Top photo by Ronen Akerman.

Some music shouts to gain attention, some whispers in your ear. Listening to Anat Fort’s 20-year-old trio is like being privy to an erudite conversation between intimates. Nothing extraneous is said: every note is pertinent to the subject at hand, those subjects being nine of Fort’s compositions, improvised upon by her (piano), Gary Wang (bass) and Roland Schneider (drums). The beauty of such melodies as Free goes hand in hand with Fort’s tender touch.

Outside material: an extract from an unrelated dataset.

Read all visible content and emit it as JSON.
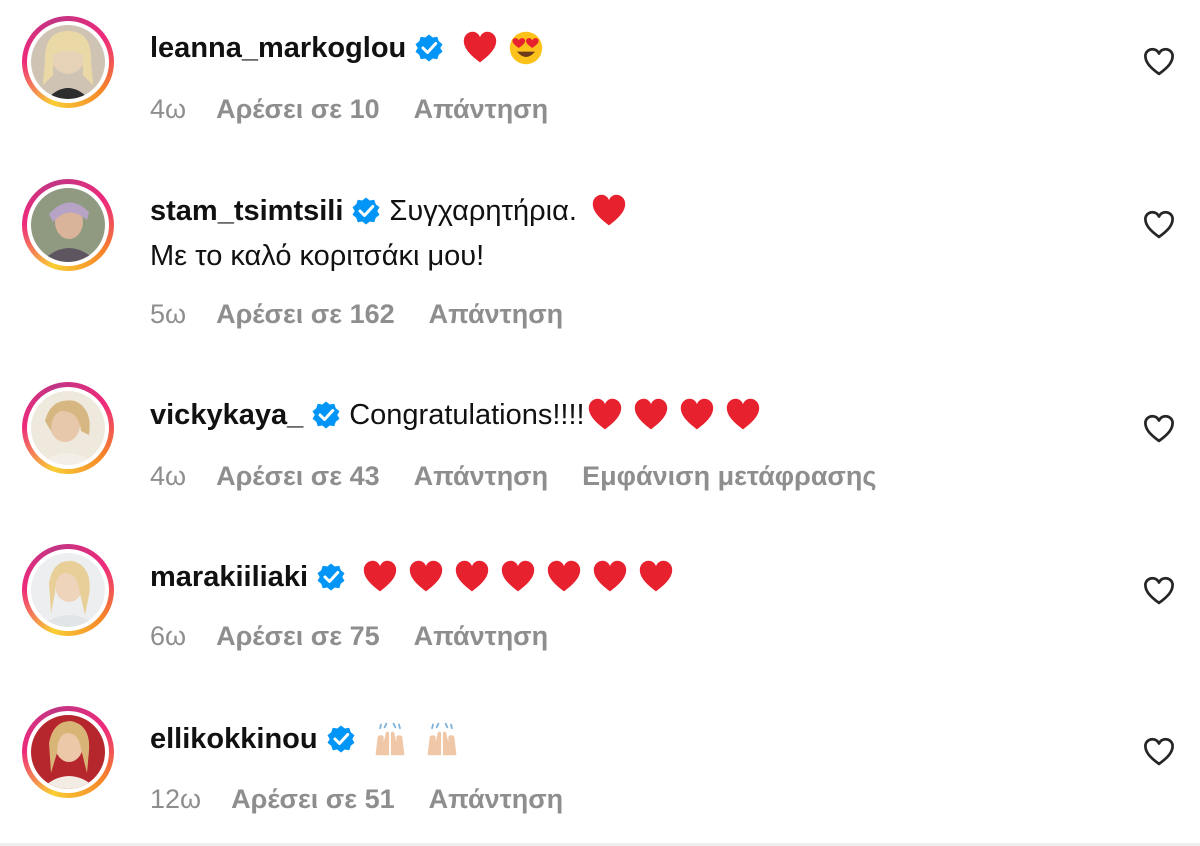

If some pianists (quite rightly) view the keyboard as a percussion instrument, Fort is more inclined to emphasise its stringed dimension, with attack less important than seamless transitions between notes, each skillfully and intuitively shaped to maximize expressiveness, without descending into histrionics. Simplicity is a watchword, emphasising this trio’s collective artistic sophistication. Schneider has a rare instinct for inserting unexpected rests that shine a pin-spot on the ensuing note. Like Paul Motian and Charlie Haden, he and Wang can make the rhythmic underpinnings as abstract or groovy as the music demands, and when Fort, alone at the piano, plays Part Solo, she’ll break your heart.